His daughter Parker Scholtes, 2, died in a hot car in front of her home on July 6 after she was left there for allegedly three hours on a 109F day
Text messages sent between Christopher and Erika at the time showed her berating her husband, telling him: ‘I told you to stop leaving them in the car. How many times have I told you?’
He responded: ‘Babe, I’m sorry!’
‘We’ve lost her. She was perfect,’ Erika texted back.
Scholtes responded: ‘Babe, our family. How could I do this? I killed our baby. This can’t be real.’
Scholtes is facing life in prison if found guilty of first-degree murder, and although the death penalty is on the table under state law, KGUN9 reports that the Pima County Attorney typically does not ask for the death penalty.

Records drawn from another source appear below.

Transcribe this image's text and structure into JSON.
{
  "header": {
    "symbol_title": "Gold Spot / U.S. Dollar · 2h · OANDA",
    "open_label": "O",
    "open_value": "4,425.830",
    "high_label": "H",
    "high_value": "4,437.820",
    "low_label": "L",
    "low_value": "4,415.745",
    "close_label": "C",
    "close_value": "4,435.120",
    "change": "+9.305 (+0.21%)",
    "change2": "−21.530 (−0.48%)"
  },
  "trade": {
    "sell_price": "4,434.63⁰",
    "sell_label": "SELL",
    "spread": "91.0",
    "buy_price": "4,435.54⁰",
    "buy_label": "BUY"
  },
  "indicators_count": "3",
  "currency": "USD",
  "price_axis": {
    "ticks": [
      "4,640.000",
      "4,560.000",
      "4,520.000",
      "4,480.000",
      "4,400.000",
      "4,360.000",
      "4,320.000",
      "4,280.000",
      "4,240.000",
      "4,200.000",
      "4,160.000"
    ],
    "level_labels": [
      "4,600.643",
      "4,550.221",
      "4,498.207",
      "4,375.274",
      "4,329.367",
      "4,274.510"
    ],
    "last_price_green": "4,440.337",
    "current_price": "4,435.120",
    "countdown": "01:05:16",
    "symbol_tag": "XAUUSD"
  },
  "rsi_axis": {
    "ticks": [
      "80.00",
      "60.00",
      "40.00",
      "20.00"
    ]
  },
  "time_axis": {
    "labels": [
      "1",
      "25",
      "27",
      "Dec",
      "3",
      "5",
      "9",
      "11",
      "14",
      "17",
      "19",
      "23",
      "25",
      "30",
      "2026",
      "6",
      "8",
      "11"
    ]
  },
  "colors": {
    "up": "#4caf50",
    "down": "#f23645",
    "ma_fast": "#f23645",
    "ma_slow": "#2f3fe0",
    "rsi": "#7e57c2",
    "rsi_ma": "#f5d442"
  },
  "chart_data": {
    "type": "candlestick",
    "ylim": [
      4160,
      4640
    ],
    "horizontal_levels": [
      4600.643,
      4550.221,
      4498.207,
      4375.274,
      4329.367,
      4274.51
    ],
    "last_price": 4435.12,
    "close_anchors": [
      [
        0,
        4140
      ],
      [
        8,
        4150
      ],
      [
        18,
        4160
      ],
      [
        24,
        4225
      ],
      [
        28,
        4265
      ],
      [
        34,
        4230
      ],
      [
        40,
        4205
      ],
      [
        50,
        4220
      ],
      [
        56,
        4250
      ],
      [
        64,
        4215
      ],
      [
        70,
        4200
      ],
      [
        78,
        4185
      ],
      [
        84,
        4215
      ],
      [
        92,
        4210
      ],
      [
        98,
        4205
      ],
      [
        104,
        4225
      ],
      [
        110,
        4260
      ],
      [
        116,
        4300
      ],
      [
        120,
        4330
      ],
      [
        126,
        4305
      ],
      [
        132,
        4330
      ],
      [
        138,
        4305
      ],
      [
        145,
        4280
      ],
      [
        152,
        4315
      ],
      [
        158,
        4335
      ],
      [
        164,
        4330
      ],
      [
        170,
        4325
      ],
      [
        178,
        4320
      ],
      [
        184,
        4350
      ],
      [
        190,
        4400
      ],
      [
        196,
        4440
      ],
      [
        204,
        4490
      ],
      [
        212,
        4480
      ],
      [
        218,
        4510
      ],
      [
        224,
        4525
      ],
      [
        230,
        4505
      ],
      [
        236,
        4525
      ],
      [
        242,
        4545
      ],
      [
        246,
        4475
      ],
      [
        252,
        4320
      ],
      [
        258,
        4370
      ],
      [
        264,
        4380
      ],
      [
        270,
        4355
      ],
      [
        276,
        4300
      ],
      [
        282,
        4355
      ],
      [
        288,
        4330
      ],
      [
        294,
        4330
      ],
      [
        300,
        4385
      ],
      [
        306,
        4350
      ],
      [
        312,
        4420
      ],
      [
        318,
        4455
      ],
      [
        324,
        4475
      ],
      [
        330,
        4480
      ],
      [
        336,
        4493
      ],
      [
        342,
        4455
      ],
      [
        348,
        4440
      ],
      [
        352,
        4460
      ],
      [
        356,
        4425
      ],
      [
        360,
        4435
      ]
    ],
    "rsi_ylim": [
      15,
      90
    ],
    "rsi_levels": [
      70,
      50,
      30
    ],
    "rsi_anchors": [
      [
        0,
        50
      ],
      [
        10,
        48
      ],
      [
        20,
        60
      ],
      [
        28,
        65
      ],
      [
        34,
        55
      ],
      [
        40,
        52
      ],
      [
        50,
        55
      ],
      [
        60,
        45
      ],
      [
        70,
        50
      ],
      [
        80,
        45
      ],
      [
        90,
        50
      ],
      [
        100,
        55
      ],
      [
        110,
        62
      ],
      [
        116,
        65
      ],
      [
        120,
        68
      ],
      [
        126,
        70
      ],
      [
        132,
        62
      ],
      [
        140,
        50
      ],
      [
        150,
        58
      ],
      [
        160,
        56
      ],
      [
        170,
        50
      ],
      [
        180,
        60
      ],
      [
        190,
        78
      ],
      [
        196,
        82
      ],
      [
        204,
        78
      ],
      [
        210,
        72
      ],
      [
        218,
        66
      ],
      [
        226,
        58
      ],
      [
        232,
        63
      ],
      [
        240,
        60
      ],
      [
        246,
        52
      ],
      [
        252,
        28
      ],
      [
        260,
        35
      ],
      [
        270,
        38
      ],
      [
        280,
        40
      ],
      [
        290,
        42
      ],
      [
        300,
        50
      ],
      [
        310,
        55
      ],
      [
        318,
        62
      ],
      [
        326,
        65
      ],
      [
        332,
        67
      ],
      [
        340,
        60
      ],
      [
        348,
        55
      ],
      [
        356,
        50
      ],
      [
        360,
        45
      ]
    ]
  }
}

Scholtes and Erika started dating on October 19, 2012, according to a post Scholtes made on their 10th anniversary.
‘Ten amazing years with this woman. Can’t wait for the rest!’ he wrote.
The couple appear to have taken a number of vacations together in the year before Parker’s death.
They shared a number of smiling selfies from these trips, including skiing in Banff in February, with their older daughters in tow, and a beach holiday to Cancun in March with the whole family.
The couple also traveled through Europe in June, Seattle in October, and Sedona in June last year, just the two of them.
Parker with her mother Erika and her two sisters at the front of their home in Tucson on Halloween, a few feet from where she died
In heartbreaking text messages, Erike Scholtes berated her husband over the tragedy and said: ‘We’ve lost her. She was perfect’
Parker was born at the end of October 2021, and within weeks had her first trip to Disneyland with her parents and two older sisters.
Scholtes posted adorable photos of the girl online, including one his wife took in February this year of him asleep while snuggling with the little girl.
‘I call this one A Fathers Comfort,’ the dad, who also coached his daughter’s softball team, wrote next to the photo.
Another photo showed a crayon drawing she made, captioned ‘struggling artist’, and another with her dressed up.
‘Raising a menace to society, hat tilted like her attitude, and her vicious pit bull ready to attack,’ Scholtes wrote.